Applicants should have a degree in bioinformatics/computational biology, genomics or a related area, and a strong publication record. Solid programming skills in a Linux environment and experience with shell scripting and Unix tools are required. Previous experience in large-scale comparative genomic data analysis is an advantage.
Place of employment: Frankfurt am Main
Working hours: part-time (30 hours/week)
Type of contract: initially for 3 years, but funding is available to extend it further
Salary and benefits: according to the collective agreement of the State of Hesse (pay grade E13 TV-H, 75%)
The position is fully funded and should ideally start as soon as possible.
The employer is the Senckenberg Gesellschaft für Naturforschung who supports equal opportunity of men and women and therefore strongly invites women to apply.
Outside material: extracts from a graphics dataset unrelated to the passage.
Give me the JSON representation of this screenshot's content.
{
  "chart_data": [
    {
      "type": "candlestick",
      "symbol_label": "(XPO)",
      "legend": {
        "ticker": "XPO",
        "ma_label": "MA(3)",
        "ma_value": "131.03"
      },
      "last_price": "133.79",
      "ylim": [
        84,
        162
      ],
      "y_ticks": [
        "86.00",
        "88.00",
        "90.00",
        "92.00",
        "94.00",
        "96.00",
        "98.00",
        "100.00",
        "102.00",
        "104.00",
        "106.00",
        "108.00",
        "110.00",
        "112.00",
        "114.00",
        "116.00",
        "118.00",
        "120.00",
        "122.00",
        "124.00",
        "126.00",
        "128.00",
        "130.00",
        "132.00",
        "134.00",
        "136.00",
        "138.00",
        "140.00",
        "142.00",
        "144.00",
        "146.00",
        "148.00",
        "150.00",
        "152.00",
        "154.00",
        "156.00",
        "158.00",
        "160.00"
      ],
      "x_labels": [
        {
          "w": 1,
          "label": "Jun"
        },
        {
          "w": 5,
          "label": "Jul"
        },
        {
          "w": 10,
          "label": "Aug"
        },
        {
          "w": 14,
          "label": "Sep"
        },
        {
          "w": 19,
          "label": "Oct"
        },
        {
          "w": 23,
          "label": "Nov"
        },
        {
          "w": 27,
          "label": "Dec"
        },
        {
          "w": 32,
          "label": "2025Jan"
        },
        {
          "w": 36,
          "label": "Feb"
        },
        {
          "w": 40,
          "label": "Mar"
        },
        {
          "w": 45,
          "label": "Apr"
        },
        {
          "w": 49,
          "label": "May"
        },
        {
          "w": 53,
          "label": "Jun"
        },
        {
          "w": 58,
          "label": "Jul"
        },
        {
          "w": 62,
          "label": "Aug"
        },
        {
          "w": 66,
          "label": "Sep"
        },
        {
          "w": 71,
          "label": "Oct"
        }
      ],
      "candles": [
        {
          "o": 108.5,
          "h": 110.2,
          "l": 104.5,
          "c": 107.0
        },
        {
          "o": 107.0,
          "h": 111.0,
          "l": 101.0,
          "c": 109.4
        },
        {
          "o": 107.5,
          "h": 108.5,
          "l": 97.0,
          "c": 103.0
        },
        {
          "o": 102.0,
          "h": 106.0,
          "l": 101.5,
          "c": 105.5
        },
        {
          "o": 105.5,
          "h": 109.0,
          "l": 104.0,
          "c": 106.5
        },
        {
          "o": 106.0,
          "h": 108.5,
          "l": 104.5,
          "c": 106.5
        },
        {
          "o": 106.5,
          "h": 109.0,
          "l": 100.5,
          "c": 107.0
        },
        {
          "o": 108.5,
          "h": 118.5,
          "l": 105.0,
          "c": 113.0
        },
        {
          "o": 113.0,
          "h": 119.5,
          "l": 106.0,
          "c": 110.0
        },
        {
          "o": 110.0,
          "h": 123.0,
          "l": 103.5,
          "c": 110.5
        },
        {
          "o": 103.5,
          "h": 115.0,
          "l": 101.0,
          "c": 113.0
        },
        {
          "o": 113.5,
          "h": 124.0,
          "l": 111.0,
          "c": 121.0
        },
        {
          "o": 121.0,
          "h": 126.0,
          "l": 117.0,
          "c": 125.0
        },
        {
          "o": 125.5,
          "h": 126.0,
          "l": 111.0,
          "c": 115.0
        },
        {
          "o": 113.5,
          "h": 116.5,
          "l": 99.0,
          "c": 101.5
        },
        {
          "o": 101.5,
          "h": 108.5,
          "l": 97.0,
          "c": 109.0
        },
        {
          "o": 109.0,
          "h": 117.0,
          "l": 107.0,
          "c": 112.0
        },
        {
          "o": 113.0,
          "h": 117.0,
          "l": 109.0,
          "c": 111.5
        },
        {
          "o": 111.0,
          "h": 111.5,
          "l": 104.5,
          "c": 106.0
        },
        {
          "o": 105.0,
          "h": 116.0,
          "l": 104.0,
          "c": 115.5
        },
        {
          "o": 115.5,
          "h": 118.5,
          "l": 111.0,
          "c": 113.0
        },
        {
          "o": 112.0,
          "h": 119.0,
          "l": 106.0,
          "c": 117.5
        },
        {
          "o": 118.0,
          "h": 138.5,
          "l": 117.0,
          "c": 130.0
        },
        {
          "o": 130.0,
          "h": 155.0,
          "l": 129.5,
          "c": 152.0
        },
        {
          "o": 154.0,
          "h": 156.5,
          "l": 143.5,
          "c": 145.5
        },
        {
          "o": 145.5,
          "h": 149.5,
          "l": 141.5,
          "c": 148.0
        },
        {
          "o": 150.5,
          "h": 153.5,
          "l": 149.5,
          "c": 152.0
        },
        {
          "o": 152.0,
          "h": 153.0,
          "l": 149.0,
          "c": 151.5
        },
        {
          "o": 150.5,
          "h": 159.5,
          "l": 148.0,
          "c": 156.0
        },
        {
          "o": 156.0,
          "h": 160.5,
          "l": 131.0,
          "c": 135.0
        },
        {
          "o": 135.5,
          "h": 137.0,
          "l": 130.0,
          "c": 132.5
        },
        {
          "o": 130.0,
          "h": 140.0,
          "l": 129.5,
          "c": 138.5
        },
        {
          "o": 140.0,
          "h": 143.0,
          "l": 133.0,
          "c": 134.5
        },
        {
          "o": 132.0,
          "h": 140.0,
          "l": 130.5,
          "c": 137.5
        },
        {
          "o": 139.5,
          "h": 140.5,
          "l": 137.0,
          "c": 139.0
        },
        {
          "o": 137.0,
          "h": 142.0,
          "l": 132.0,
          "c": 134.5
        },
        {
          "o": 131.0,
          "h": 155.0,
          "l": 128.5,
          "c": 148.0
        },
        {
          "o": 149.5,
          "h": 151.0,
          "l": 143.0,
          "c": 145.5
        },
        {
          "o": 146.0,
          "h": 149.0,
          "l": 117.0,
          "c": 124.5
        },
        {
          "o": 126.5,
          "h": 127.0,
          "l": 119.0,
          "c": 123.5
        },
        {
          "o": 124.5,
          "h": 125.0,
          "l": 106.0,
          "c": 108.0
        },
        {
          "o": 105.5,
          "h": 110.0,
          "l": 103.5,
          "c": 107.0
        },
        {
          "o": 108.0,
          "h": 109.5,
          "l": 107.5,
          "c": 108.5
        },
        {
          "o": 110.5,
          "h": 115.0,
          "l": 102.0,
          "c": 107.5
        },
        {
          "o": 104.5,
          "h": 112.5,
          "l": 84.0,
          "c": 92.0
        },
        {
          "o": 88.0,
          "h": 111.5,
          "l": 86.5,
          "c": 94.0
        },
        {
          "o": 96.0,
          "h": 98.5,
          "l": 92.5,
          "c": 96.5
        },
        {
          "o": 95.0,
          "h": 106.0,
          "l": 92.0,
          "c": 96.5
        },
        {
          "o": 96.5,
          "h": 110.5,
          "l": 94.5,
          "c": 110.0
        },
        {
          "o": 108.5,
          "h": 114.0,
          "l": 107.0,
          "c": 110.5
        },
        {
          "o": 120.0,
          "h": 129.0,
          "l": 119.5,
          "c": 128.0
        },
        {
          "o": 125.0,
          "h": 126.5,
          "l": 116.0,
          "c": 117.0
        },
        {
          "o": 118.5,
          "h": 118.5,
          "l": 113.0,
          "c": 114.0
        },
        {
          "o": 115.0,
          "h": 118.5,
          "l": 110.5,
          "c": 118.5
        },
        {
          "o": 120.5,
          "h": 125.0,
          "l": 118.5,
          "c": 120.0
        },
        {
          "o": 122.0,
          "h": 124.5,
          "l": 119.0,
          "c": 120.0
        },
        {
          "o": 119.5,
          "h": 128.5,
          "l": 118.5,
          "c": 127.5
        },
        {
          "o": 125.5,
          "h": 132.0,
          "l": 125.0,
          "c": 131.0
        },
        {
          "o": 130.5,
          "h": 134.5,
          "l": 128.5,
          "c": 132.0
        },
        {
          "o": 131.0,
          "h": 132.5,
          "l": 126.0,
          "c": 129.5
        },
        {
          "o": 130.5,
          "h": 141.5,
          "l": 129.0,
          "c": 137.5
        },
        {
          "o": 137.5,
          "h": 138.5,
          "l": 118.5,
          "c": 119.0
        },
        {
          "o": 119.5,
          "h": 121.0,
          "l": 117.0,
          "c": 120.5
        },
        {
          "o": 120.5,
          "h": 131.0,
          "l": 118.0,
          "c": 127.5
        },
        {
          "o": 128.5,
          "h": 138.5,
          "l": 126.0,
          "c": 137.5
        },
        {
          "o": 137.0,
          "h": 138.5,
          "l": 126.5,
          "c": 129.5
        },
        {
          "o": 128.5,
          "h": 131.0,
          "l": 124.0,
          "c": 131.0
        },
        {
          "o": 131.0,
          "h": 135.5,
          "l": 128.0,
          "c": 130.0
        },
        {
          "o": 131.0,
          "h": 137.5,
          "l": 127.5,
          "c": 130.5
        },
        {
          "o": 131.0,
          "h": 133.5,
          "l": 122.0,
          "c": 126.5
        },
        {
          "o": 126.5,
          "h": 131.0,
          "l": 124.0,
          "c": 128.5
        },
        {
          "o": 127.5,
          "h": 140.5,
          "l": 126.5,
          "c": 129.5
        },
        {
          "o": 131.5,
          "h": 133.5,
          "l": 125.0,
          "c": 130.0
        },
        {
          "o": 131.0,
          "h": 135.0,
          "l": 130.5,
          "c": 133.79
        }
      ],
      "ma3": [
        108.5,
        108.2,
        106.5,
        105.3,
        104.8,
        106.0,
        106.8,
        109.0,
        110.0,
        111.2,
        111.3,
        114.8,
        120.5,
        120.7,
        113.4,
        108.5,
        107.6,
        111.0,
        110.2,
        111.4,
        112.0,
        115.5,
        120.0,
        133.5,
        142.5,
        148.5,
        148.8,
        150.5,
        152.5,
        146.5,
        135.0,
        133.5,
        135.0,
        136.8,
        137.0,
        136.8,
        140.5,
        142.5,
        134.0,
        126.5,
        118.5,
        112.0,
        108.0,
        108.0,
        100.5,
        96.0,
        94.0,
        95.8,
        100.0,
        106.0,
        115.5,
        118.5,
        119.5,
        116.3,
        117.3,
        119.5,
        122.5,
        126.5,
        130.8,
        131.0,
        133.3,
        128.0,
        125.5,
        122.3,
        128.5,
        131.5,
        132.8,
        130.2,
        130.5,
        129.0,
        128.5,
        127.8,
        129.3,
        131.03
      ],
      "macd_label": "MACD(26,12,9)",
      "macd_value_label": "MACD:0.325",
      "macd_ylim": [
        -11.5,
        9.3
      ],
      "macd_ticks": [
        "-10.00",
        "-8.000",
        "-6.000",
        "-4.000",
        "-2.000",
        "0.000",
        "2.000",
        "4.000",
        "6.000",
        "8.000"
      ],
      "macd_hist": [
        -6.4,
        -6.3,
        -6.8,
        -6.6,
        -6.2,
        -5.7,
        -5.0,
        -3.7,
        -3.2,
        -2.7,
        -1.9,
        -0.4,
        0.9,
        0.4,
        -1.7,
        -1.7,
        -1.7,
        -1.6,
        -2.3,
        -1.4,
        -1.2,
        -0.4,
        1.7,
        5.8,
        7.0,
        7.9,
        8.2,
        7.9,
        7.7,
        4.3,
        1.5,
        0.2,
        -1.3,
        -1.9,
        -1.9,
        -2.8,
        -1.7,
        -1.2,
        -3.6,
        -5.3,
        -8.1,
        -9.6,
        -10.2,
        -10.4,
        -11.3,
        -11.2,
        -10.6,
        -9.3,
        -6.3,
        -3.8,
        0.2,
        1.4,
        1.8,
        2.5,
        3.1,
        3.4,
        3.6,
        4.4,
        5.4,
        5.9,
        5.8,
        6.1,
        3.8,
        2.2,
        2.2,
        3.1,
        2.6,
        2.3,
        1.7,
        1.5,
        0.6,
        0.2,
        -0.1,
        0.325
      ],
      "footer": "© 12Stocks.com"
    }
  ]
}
Equally qualified handicapped applicants will be given preference.
How to Apply
Please send your application, mentioning the reference of this job offer (ref.#12-21009), by e-mail to Michael Hiller ([email protected]) and [email protected]. Alternatively use our online application form on https://www.senckenberg.de/en/career/apply-online/. The application should include a CV with publication list and contact information for at least two references, and a summary of previous research experience (max 1 page), and copies of certificates, transcripts and grades.
The initial application deadline is December 12th, 2021, but the search will continue until the position has been filled.